Mr. Divan then began his arguments on the primary head of challenge- Surveillance. He explained that the CIDR retained a record of every authentication, thus empowering the State to collect records over the course of an individual’s lifetime. He further stated that it not only destroyed the privacy of the individual, but the data aggregated enabled the State to create a profile of an individual, a community or a segment of society. He reiterated that the Constitution did not permit a surveillance State.

He then explained how each and every electronic device, linked with internet, has a unique identification. In addition to the generic unique identity, when a device is linked to CIDR, and information exchange takes place, Aadhaar system generates a specific ID for each device. He stated that due to this system, physical location of every device or broad nature of transaction could be tracked by UIDAI in real time.

Mr. Divan then read out the affidavits of technical experts in the field to demonstrate that the programme enabled Surveillance. Reading out the affidavit of Mr. Samir Kelekar, he said that the project facilitated real time and non real time tracking of Aadhaar holders. Reading about biometrics as a form of password, he read out that they cannot be changed and hence, once lost or stolen, they are gone forever. Next, reading out the affidavit of Mr. J D’Souza, he submitted that the biometrics were unreliable and that Mr. D’Souza had further demonstrated to UIDAI as to how easily could the fingerprints be replicated. He pointed out that it was very easy to track the individuals through the fingerprint reader devices and stated that even the irises were easy to replicate. He further stated that the fingerprints could be captured from the device even before it was encrypted. He said that since these devices were not indigenously manufactured, with source code unknown to UIDAI, there could have been a backdoor feature for data mining without the knowledge of UIDAI. He said that it posed serious national security concerns.
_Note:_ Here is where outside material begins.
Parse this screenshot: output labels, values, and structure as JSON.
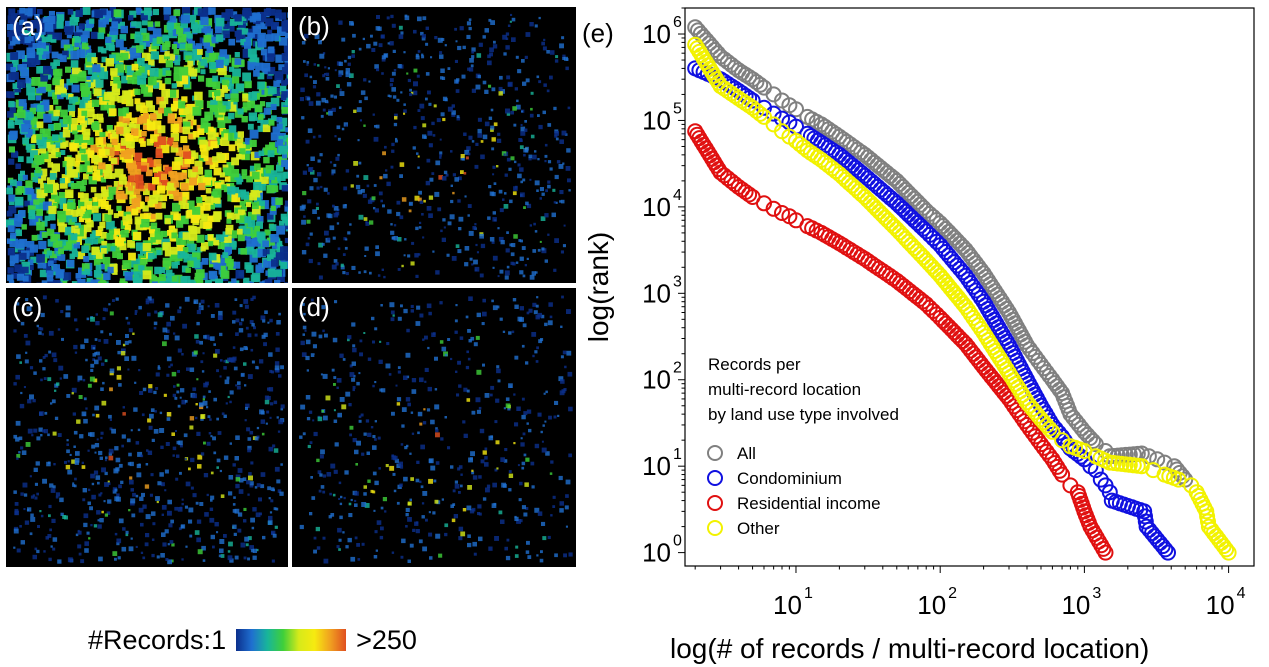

Justice Chandrachud questioned to what extent could the Court look into the technical evidence. He further asked if we were comfortable with the private entities like Google maps tapping the same information but not the government.

Mr. Divan responded by saying that the affidavits clearly show that there is a complete mapping taking place in real-time. Further, he questioned if we could even have an architecture which tracked people in real time. He stated that such an action would make it a police state which is against the Constitution. He further stated that Google was not a State machinery and although powerful, it had its limitation.

Justice Chandrachud pointed out that what we need is a balance of privacy with other equally important issues like terrorism, money laundering. At this juncture, Mr. Kapil Sibal intervened to say that problem lied in giving so much information to the State. He remarked that the ‘big brother’ should not have all the information as it will only make it bigger. Agreeing with Mr. Sibal, Mr. Divan stated that the primary issue here was whether the State could be given such an extensive power to surveil under the Constitution.

Mr. Divan then read out the dissenting opinion of Justice Subba Rao in Kharak Singh v. State of U.P. which was upheld in the nine Judge Bench privacy judgment. He, then referred to the observation of Justice Lahoti in District Collector v. Canara Bank discussing about surveillance and how it was not a ‘police raj’. He concluded by reading out the the ECHR judgment in the case of Sakharov v. Russia which related to the secret interception of mobile phones in Russia.

The hearing will continue on Tuesday, 30th January, 2018.